Ansible documentation : ansible-playbook.
# Validate a playbook with a specific inventory with --check
ansible-playbook playbook_deploy_backup.yml -i inventory.yml --check
# Run the playbook on a specific inventory
ansible-playbook playbook_deploy_backup.yml -i inventory.yml
# Restrict the playbook to a group or host using -l (here "phis")
ansible-playbook playbook_deploy_backup.yml -i inventory.yml -l phis
# Ask for the password when using Ansible Vault with --ask-vault-pass
ansible-playbook playbook_deploy_backup.yml -i inventory.yml --ask-vault-pass
# Fetch the Vault password from a file with --vault-password-file
ansible-playbook playbook_deploy_backup.yml -i inventory.yml --vault-password-file vault-ansible-file
Here is an example of an inventory file for some instances of PHIS.
all:
children:
phis:
vars:
# Host connexion variables
ansible_user: opensilex
# Deployment configuration variables
backup_deploy_location: "/home/{{ ansible_user }}/opensilex-backup"

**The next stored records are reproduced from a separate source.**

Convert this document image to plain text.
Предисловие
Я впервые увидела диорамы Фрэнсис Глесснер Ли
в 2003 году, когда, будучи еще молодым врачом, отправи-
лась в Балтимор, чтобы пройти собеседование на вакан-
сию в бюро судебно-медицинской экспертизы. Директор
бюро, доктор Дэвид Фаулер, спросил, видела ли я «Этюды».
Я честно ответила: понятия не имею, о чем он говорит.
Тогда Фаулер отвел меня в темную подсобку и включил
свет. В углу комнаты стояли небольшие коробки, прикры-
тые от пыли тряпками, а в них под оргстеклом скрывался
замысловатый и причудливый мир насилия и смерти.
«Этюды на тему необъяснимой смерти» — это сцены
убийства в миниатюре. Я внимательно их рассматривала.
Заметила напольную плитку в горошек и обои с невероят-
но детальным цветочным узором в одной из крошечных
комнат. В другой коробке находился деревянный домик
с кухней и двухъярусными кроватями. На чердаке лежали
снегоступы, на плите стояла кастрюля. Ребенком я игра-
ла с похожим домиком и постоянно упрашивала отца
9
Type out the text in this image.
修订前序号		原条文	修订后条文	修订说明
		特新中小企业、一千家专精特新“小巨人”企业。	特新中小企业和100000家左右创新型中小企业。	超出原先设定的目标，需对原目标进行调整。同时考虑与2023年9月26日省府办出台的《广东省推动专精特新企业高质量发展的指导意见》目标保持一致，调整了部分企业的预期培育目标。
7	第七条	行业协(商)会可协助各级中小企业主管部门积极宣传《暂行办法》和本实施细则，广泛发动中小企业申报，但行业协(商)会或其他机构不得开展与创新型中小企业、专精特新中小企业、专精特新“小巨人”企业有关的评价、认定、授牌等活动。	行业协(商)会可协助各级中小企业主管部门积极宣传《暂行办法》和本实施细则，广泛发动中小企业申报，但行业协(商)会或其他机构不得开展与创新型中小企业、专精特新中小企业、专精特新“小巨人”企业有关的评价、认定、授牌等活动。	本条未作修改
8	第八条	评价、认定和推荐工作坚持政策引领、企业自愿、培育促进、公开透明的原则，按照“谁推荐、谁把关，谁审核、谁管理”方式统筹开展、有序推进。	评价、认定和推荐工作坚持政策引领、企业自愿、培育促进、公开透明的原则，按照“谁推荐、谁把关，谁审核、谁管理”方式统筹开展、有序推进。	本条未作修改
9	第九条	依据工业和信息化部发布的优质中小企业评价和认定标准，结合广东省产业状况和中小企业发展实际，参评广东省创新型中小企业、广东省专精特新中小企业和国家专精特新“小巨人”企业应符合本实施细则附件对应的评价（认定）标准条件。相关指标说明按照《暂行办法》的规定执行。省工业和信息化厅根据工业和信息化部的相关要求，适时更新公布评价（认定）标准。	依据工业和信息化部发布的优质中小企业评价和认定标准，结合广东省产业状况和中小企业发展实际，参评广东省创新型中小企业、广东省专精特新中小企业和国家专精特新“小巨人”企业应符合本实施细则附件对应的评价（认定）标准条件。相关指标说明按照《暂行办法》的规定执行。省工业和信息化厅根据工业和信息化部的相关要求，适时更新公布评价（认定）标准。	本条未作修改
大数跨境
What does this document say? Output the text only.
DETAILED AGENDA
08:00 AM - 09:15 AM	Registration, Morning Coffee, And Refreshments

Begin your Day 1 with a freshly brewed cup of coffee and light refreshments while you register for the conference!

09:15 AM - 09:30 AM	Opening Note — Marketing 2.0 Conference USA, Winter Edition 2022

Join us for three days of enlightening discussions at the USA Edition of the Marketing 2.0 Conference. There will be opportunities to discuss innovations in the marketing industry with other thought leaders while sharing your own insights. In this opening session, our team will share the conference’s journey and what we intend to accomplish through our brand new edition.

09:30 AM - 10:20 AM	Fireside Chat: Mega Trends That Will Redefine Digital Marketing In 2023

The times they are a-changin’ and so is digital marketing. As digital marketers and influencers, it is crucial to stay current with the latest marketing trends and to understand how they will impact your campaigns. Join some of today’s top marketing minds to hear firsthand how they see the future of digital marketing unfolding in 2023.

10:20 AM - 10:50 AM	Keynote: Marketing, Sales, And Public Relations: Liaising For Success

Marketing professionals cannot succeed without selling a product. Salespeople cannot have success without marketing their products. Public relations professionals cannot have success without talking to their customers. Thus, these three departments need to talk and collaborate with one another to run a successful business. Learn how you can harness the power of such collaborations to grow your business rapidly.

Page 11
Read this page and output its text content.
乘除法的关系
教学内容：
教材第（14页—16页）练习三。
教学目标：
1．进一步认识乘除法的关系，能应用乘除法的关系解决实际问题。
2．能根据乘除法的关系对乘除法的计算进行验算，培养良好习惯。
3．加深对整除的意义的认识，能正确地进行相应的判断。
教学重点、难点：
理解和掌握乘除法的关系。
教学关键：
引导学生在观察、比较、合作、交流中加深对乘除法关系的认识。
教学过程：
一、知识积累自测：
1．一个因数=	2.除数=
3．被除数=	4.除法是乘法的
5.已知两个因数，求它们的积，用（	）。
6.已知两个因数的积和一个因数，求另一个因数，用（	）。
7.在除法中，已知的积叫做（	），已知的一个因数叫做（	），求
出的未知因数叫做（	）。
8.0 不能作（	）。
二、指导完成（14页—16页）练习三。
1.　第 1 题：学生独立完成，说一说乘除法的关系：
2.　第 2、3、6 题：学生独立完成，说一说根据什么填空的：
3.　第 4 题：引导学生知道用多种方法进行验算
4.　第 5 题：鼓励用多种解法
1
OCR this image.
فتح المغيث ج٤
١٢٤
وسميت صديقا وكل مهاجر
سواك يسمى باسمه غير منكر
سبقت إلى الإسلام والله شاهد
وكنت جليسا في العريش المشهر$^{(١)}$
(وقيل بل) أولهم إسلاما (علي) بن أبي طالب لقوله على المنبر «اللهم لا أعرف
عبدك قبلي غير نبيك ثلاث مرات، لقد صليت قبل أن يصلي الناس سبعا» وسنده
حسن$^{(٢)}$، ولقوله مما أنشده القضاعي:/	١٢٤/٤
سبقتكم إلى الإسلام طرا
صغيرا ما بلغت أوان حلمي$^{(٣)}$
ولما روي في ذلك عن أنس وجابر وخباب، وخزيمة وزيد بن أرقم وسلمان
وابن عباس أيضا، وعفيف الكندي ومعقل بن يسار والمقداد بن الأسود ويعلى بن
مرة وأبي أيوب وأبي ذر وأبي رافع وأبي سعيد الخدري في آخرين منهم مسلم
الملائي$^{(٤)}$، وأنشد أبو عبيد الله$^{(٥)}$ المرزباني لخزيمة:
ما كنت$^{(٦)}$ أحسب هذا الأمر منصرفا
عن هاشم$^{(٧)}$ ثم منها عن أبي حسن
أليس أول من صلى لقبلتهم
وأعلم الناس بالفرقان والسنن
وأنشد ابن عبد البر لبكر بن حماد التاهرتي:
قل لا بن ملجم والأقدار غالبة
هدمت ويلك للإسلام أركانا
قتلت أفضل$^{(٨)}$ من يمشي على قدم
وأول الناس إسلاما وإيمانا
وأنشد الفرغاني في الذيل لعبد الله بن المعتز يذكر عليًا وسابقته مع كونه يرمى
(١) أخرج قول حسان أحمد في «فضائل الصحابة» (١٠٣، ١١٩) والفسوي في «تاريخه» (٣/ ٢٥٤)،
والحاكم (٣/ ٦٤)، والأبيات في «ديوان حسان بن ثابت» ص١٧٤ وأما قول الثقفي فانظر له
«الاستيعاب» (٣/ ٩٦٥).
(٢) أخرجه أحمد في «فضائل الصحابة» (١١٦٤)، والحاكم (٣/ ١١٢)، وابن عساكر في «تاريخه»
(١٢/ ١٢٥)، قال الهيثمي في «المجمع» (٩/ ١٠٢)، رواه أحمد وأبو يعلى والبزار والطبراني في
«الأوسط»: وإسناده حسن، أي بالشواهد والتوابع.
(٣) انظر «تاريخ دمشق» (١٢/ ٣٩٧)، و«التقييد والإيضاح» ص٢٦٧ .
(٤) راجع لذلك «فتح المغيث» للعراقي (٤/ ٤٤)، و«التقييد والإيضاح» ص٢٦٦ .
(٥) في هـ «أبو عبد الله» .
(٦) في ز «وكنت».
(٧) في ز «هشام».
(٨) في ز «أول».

backup_log_location: "{{ backup_deploy_location }}/log"
backup_logrotate_location: "{{ backup_log_location }}/logrotate"
remote_ssh_key: !vault |
$ANSIBLE_VAULT;1.1;AES256
[...]
remote_ssh_key_public: "ssh-ed25519 [...]"
# Scripts configuration variables
j2_backup_directory: "{{ backup_deploy_location }}/backups"
j2_bin_directory: "/home/{{ ansible_user }}/opensilex-instances/bin/{{ inventory_hostname }}"
j2_logs_directory: "/home/{{ ansible_user }}/opensilex-instances/logs"
j2_mongo_host: localhost
j2_mongo_database: "{{ inventory_hostname }}"
j2_rdf4j_host: http://localhost:8080/rdf4j-server
j2_rdf4j_repository: "{{ inventory_hostname }}"
j2_backup_retaining_duration: "-30 day"
j2_remote_backup_login: negrev
j2_remote_backup_host: muse-login.meso.umontpellier.fr
j2_remote_backup_ssh_keyfile: "/home/{{ ansible_user }}/.ssh/some_key"
j2_remote_backup_directory: "/home/{{ j2_remote_backup_login }}/opensilex-backup/{{ inventory_hostname }}"
hosts:
m3p: # The configuration is identical to the group, no override
diaphen:
j2_mongo_host: 10.0.0.135 # Override a variable
pheno3c:
j2_mongo_host: 10.0.0.135
phenotoul:
j2_mongo_host: 10.0.0.135
phenotic:
j2_mongo_host: 10.0.0.135
We define a "phis" group, containing the hosts "m3p", "diaphen", "pheno3c", "phenotoul" and "phenotic".
Among the connexion variables, we only define ansible_user
. That means that Ansible will use the ssh opensilex@m3p
command to connect, for example, to the "m3p" host. "m3p" must be defined as a hostname on your machine, for example
in the .ssh/config
file.
In the deployment variables, we first define backup_deploy_location
, in which all stuff related to the backup script
will be deployed. We chose a folder located inside the home
of our user, so that it is guaranteed to have write
permissions.
backup_log_location
and backup_logrotate_location
are defined as sub-folders of backup_deploy_location
to keep
thinks well organized and assert that our user has the correct permissions.
The private key remote_ssh_key
is encrypted using Ansible Vault, so we will have to specify the vault password when
executing the playbook. However, the public key can be stored without encryption.
As all PHIS instances are configured in a similar way, we can define all script configuration variables in the group.
To reference the hostname, we use the Ansible variable inventory_hostname
. For example, j2_mongo_database
will take
the value m3p
when deploying the host "m3p", and diaphen
when deploying "diaphen".
The value for j2_mongo_host
is defined as localhost
inside the group, however some instances are connected to
a remote MongoDB server. We can override this value by declaring the same variable inside the hosts. When a variable
is declared in the host and the group, the host will take priority.